7 questions that Carrier IQ needs to address immediately

According to Carrier IQ's website, the rootkit is deployed on over 140 million handsets.

[UPDATE: According to a statement from Apple, the company stopped supporting Carrier IQ with iOS 5.0 on most of its devices, but the iPhone 4 still uses it.]

So it has been revealed that millions of handsets (yes, even the iPhone) have been kitted out with a 'rootkit' that logs out activity on that handset. That 'rootkit,' which is called Carrier IQ, is used to supply diagnostic information to the carriers and handset makers.

But it turns out that evidence has emerged that this software is logging all sorts of handset activity, including it seems key presses and the contents of text messages that have are sent or received.

According to Carrier IQ's website, the rootkit is deployed on over 140 million handsets.

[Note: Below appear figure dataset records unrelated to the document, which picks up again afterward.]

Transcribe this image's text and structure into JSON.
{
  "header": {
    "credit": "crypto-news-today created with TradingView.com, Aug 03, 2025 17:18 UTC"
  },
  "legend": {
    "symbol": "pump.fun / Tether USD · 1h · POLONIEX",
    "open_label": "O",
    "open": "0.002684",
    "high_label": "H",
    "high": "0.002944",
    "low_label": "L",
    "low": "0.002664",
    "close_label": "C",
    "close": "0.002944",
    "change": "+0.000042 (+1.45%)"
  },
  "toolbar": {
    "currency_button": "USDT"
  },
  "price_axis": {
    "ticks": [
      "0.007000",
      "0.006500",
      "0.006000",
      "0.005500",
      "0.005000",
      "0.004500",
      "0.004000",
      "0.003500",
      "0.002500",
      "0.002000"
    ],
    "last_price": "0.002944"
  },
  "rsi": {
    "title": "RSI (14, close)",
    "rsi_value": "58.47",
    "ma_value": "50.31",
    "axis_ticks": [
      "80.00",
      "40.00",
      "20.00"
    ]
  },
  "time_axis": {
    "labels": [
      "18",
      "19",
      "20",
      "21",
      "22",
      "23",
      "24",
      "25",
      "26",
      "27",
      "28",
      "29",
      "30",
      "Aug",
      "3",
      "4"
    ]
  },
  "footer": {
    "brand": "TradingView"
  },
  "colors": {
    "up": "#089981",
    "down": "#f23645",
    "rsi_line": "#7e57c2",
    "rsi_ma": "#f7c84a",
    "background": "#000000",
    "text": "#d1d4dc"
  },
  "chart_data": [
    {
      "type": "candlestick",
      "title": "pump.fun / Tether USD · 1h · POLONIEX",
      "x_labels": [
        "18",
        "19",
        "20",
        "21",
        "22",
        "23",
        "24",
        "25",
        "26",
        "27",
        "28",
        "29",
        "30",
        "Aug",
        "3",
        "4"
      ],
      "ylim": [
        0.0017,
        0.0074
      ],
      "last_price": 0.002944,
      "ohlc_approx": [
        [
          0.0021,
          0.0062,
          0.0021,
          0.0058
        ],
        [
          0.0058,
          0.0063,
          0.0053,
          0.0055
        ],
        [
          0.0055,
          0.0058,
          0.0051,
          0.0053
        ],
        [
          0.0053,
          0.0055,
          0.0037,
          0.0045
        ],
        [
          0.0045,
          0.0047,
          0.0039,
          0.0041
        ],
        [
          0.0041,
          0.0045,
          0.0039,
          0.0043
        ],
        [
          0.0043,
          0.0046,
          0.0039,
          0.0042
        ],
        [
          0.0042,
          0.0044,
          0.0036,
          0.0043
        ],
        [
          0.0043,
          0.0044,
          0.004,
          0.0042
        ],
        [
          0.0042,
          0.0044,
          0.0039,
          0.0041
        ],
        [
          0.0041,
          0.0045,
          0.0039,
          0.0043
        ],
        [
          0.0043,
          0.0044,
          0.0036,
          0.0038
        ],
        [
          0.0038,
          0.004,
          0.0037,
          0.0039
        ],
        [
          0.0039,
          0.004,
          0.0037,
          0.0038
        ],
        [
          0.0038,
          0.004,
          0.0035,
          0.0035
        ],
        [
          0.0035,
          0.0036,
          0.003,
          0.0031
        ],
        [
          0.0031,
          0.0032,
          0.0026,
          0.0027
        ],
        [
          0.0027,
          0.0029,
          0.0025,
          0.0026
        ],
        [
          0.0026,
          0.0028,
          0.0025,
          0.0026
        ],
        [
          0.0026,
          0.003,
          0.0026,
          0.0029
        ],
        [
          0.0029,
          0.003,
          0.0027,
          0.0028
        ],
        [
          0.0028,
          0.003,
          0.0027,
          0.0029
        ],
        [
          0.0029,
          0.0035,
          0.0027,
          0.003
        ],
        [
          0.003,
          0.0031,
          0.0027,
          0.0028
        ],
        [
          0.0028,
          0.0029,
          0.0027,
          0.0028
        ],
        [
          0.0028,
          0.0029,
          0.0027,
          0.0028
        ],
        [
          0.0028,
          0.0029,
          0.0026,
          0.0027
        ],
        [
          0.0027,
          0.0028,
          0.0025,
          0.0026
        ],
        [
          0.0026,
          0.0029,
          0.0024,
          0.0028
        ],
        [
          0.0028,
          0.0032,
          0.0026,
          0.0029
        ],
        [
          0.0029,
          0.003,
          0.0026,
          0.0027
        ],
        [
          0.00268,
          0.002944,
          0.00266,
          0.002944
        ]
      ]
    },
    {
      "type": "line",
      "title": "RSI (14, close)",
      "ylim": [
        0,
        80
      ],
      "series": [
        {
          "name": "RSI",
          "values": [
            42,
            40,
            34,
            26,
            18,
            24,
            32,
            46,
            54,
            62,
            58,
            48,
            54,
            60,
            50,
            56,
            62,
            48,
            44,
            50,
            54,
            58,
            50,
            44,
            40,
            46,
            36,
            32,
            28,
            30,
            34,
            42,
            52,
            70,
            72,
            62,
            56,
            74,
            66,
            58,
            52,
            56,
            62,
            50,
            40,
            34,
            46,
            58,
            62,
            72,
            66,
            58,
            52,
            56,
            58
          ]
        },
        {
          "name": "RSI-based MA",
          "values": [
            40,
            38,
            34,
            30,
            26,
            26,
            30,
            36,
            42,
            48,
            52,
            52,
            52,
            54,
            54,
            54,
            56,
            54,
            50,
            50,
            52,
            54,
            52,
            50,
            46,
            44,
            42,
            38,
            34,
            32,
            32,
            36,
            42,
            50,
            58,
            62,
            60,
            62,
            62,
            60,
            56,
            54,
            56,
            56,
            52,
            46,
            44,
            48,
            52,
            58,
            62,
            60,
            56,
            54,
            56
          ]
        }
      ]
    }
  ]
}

The capabilities of the rootkit were first discovered by 25-year-old Trevor Eckhart. Here a video in which he presents the case against Carrier IQ. It's scary stuff:

Carrier IQ have their own video in which they claim that the tool doesn’t record keystrokes and doesn’t provide tracking tools:

Given these mixed messages, Carrier IQ need to address the following questions:

  1. What devices has Carrier IQ been installed on?
  2. Carrier IQ claims the rootkit doesn't log any data, but Eckhart's video seems to suggest otherwise - what's going on here?
  3. What data is being sent back to the carrier/handset maker?
  4. Is the data sent/stored in a way that could identify the handset?
  5. Who has access to this data?
  6. How long is this data kept?
  7. Can users opt out?

At the moment we have deluge of questions and a drought when it comes to answers.

[UPDATE: Senator Al Franken sent an open letter to Carrier IQ’s president and chief executive Larry Lenhart with a whole load of questions of his own.]